Jest wiele dyscyplin, w których procent dopingu oscyluje zapewne koło 80-90 - dla mnie to oczywiste, że ciężarowcy, kolarze, lekkoatleci w znakomitej większośći biorą. I moim zdaniem prawda jest taka, że ludziom/związkom które tym zarządzają tak naprawdę nie na rękę byłoby, gdyby kontole były rzetelne i gdyby usunąć doping z poszczególnych dyscyplin. Istnieją proste procedury, które bardzo utrudniłyby życie dopingującym się. Na przykład wciąż słyszy się, że ktoś coś wziął, ale to coś jest tak nowe, że nie było na liście specyfików zabronionych i choć to bardzo pomaga to jednak nie można nic zrobić. Jak takim sytuacjom zaradzić? To proste - nie robić listy zakazanych specyfików, ale listę dozwolonych. Bo wciąż powstają nowe, takie których na tej pierwszej liście nie ma, a są przecież oczywistym dopingiem. Walka z dopingiem nie jest oczywiście taka prosta, ale jest parę, takich właśnie jak ta wyżej wymieniona, procedur które mogłbyby sprawę ułatwić niezmiernie. Ale wpłyowym ludziom na tym zwyczajnie nie zależy, bo wtedy przestaną padać rekordy, poziom osłabnie, a więc...spadnie oglądalność i w efekcie mniej kasy z tego wszystkiego będzie. To oczywiste, choć większość pragnie się mamić "czystością w sporcie". Cóż, na ten temat już koniec, bo jest tu dział dopingu na takie dysputy.

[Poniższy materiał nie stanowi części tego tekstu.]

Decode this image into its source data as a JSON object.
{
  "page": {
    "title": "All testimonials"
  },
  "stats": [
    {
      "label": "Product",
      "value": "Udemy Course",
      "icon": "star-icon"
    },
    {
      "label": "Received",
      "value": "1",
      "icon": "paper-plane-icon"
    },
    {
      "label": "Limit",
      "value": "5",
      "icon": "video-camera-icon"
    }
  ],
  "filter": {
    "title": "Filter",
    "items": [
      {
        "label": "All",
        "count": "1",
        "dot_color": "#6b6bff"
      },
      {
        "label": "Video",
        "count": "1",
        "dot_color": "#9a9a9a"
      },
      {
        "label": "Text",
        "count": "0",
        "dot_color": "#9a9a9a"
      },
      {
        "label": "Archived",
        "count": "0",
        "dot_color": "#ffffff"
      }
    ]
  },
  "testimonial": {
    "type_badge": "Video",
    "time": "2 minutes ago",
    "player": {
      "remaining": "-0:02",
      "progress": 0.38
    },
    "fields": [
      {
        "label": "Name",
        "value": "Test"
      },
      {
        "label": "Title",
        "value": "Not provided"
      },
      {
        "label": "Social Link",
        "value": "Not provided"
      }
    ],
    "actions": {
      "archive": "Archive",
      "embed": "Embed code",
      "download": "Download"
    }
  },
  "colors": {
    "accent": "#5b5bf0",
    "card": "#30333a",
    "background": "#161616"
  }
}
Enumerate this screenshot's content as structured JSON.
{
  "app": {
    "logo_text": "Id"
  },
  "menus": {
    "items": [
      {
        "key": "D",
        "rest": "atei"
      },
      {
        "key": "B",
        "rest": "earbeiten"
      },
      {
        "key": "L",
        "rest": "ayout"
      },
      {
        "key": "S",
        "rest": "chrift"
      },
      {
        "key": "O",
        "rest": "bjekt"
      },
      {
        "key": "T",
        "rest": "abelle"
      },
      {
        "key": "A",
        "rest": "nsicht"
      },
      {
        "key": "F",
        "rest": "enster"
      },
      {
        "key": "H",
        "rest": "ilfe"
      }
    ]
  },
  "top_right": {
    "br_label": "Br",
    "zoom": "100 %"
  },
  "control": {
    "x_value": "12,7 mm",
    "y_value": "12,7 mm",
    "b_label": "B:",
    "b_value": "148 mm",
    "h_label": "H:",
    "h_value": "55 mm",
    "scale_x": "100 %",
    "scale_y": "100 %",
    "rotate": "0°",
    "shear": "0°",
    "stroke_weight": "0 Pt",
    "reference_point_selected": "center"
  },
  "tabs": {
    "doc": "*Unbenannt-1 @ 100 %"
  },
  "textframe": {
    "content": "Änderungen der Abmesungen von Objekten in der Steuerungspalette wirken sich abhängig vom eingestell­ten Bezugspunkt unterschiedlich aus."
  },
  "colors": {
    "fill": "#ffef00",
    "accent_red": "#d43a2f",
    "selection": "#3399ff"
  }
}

Wracając do dopingu w MMA - w UFC przyłapali Barnetta i kogoś tam jeszcze. Mark Kerr to znany przypadek
Jestem absolutnie pewien, że Mark Coleman (bądź co bądź kumpel Kerra) i
Kevin Randleman są ostro nakoksowani, co zresztą widać. Ponadto Phil Baroni, Belfort (nie wiem jak teraz, ale kiedyś na 200%), Sapp i pewnie wielu innych. Wanderlei Silva przyznał kiedyś, że w przeszłości brał - czy wciąż bierze? Nie wiadomo. Myślę, że część zawodników się wspomaga i niekiedy to po prostu widać (Coleman, Randleman), a czasem nie (Barnett).
Dlatego ja sam mam mieszane uczucia. Z jednej strony to nieuczciwie w stosunku do tych, co nie biorą - z drugiej widowisko może na tym niekiedy zyskać, bo poziom jest wyższy. Hasło "czystości w sporcie" uważam, że można do kosza wyrzucić, bo to mrzonki. Tak samo, że "to niehonorowe" czy "niegodne prawdziwego sportowca" - to są fajne, miłe dla ucha, ale zupełnie pozbawione realnego sensu slogany. Powodem, dla którego może powinien ktoś się za to wziąć jest zwykła nieuczciwość w stosunku do pozostałych. Bo jeden haruje i z jakichś powodów nie bierze, a drugi pójdzie na łatwiznę i osiągnie ten sam efekt bez takiej pracy.
No i teraz powstaje kluczowe pytanie: czy ważniejsza jest uczciwość zawodników względem siebie czy wyższy (może nawet nienaturalny) poziom zawodów i lepszy show? Japończycy wybierają to drugie. I nie tylko oni. Ja nie mam wyrobionej opinii, waham się. I każdy powinien sobie sam odpowiedzieć na to pytanie, bo nie ma jednoznacznej odpowiedzi.